En croisant des observations climatiques et d’habitat, les chercheurs chinois estiment que plus de 800 espèces de vertébrés seraient susceptibles de s’introduire dans un nouveau milieu différent de celui d’origine et d’y rester. Leur étude, publiée dans la revue Current Biology, identifie sur la planète quatorze grands “points chauds d’invasion” où le risque est élevé que des espèces étrangères s’implantent et prolifèrent.

Sur leur carte, les points rouges apparaissent sur tous les continents. D’abord en Asie, et notamment dans l’archipel indonésien, au Vietnam, aux Philippines, mais aussi dans le sud du Chili, qui commerce de plus en plus avec la Chine et dans les Caraïbes. Ensuite ce serait le tour du pourtour méditerranéen, dans des pays qui ont officiellement rejoint le projet, comme l’Algérie, où le climat est favorable. En Afrique, le Nigeria et la Cameroun les clignotants sont au rouge tant il y a de personnel chinois s’y rendant pour des chantiers.

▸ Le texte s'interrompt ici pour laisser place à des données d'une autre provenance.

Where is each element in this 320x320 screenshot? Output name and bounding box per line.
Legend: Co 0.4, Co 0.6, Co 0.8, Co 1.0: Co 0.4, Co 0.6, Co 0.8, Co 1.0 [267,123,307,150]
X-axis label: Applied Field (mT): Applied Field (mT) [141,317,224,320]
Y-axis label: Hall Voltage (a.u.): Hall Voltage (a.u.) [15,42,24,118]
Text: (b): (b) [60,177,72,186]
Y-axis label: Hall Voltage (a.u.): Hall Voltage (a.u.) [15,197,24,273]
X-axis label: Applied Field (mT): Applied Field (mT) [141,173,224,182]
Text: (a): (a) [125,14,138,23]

Car, tout comme les insectes et les champignons, les rats, les grenouilles, les serpents ou les oiseaux peuvent voyager dans les camions, les trains, les navires et même les avions. Sans compter les espèces transportées sciemment comme les animaux domestiques, qui sont ensuite lâchés dans la nature. Déjà, l’oiseau appelé martin triste, venu de Russie et du Kazakhstan, a envahi le Xinjiang en Chine où cet oiseau marron détruit les nids des volatiles locaux. La grenouille-taureau  dévore depuis des années les batraciens chinois locaux mais aussi ailleurs sur la planète. C’est l’amphibien le plus invasif du monde. Ces espèces envahissantes sont très difficiles à éradiquer. La solution est de multiplier les contrôles au départ et de bloquer  les camions, les containers, de mettre en place des quarantaines ou encore d’initier des programmes de protection de la biodiversité.